Editor's Note
While artificial intelligence (AI) tools can inspire innovation and efficiency, they also pose safety risks, especially in a healthcare setting. Therefore, balancing centralization versus decentralization for AI oversight requires the right approach, according to research findings in a December 10 article in Harvard Business Review.
The investigators sought to uncover the dualities and nuances of using AI in any workplace, including in healthcare. For example, they noted that when a team of Polish endoscopists began using AI to detect cancer, their accuracy improved. However, their performance on non-AI procedures got worse.

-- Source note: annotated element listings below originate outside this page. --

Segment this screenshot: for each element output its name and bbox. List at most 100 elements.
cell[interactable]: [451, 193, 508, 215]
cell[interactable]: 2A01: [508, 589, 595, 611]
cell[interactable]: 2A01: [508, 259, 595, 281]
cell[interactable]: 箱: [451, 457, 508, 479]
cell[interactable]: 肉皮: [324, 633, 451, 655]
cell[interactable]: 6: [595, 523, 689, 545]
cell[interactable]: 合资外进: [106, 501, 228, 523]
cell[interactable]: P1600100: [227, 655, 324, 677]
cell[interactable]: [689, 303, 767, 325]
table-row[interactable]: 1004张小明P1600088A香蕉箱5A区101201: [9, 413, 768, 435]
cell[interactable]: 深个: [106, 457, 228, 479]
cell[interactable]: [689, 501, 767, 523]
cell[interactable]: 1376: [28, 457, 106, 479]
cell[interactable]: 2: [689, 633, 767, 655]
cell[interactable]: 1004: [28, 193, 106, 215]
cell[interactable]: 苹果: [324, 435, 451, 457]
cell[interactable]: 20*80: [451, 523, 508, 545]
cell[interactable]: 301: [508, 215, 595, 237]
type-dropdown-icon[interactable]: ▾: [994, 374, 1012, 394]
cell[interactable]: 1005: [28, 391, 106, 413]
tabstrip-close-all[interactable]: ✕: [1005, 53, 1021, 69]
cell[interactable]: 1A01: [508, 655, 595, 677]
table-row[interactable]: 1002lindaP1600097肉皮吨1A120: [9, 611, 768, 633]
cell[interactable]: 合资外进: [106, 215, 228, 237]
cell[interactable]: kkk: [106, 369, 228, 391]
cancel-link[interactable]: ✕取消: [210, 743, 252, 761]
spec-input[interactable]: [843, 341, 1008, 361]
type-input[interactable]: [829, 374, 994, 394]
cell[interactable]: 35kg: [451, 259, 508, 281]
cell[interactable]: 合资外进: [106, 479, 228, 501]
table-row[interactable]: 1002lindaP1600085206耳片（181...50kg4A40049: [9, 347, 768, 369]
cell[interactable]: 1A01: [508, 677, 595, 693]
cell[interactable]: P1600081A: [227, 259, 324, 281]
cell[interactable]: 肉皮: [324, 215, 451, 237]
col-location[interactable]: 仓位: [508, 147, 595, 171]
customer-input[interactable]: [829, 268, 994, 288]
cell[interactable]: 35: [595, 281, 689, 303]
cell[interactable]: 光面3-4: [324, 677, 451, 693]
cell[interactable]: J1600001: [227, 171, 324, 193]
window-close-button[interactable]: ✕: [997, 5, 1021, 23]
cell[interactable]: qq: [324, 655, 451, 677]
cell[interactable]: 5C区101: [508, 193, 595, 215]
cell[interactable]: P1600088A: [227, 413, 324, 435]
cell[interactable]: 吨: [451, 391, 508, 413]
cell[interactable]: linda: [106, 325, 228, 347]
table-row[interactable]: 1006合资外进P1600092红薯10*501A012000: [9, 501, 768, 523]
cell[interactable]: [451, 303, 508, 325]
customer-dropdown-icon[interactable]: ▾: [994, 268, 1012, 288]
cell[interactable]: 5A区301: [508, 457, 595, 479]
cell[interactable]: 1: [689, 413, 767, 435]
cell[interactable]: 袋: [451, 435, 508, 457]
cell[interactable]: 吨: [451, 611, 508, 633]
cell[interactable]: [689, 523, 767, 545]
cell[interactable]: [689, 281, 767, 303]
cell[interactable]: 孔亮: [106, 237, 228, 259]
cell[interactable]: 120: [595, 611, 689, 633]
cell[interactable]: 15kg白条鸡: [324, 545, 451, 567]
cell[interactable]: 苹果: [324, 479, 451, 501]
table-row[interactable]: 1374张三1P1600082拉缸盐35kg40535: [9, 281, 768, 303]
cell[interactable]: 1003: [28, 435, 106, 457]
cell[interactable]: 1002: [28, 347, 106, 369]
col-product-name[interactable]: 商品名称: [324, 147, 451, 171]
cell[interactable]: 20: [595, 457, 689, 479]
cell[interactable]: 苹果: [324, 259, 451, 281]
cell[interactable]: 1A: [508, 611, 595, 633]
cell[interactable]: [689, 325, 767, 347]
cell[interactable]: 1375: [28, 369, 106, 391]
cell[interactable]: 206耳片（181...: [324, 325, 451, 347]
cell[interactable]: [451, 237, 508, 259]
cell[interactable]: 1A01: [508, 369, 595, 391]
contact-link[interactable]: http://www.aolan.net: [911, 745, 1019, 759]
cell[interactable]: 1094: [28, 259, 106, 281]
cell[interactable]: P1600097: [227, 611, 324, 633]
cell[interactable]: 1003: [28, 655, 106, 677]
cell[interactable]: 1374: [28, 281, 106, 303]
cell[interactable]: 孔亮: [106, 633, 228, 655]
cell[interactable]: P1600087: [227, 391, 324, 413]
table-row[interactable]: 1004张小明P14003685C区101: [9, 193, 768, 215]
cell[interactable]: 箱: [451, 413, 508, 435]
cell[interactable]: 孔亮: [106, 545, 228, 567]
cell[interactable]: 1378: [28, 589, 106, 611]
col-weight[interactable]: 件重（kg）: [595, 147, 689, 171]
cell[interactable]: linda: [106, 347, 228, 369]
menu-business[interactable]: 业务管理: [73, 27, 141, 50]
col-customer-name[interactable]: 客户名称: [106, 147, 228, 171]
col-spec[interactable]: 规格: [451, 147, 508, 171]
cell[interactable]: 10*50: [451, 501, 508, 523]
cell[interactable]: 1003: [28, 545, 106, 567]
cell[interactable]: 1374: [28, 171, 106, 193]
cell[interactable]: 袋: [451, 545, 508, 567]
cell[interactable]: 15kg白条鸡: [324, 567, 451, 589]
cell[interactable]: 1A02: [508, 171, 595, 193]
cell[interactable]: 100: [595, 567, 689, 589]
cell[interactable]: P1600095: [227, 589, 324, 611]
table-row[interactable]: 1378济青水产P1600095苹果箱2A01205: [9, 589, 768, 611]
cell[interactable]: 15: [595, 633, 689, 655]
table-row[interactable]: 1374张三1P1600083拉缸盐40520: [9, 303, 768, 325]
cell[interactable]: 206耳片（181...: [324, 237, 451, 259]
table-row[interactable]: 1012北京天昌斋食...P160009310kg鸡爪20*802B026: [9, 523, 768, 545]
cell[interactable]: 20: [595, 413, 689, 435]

The researchers gathered studies and lessons from more than 100 people working in healthcare and other industries bringing AI into the workplace. They uncovered AI challenges and offered solutions that might help leaders.
One major example relevant to healthcare today is how to control AI. One school of thought noted is to centralize AI oversight to enforce standards, manage risk, and control access. However, this can delay the application of innovation. Meanwhile, when AI development becomes too decentralized, innovation can outpace integration, resulting in fragmented tools and “digital exhaustion,” the investigators noted.
To build in enough governance around AI without “grinding every good idea to a procedural halt,” the researchers suggested centralizing AI oversight specific to scale and safety such as for data security and compliance, but decentralizing AI oversight for learning and speed, such as for workflow automations.